レビューでは、ケルセチンが急性、慢性的なエタノール摂取によるマウスの脂肪肝および肝損傷を改善するという報告も引用されています。この研究では、オートファジーを積極的に制御することにより、脂肪肝を軽減することができると結論づけられています。

そのほか、15 週間アルコールを与えたマウスの細胞核を調べる研究では、オートファジーを介したアルコール性肝障害を予防する薬剤標的としてケルセチンが使用できる可能性について報告されました。さらに、肝臓のミトコンドリアのオートファジーに対するエタノールの阻害効果を抑制して、ケルセチンがアルコール性肝障害を予防することが確認されています。

これには、マイトファジーの働きも関係しています。マイトファジーとは、オートファジーを介してミトコンドリアを選択的に分解するしくみのことです。マイトファジーの働きによって、ミトコンドリアの機能障害が関与している疾患から私たちの体は守られています。研究の結果、ケルセチンはAMPKおよびERK2という経路を介してマイトファジーを調節していることが明らかになっています。
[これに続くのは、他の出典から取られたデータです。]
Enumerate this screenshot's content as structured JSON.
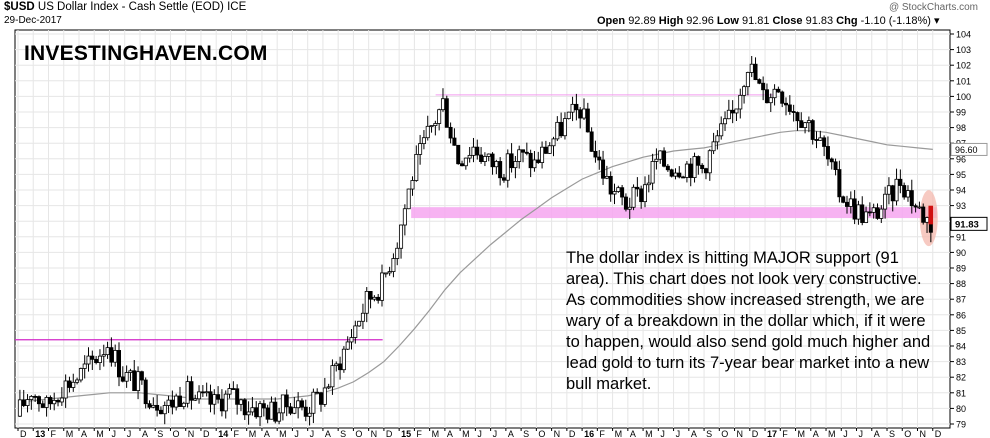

抗酸化作用や抗炎症作用を持つケルセチンは、オートファジーとマイトファジーを調節することで肝臓を保護するというのがレビューの結論です。アルコール性肝障害に関わるさまざまな経路を分析して、臨床現場での効果の検証も重ねていけば、ふだんの食事で摂取しやすいケルセチンは、より身近な肝臓保護剤となるかもしれません。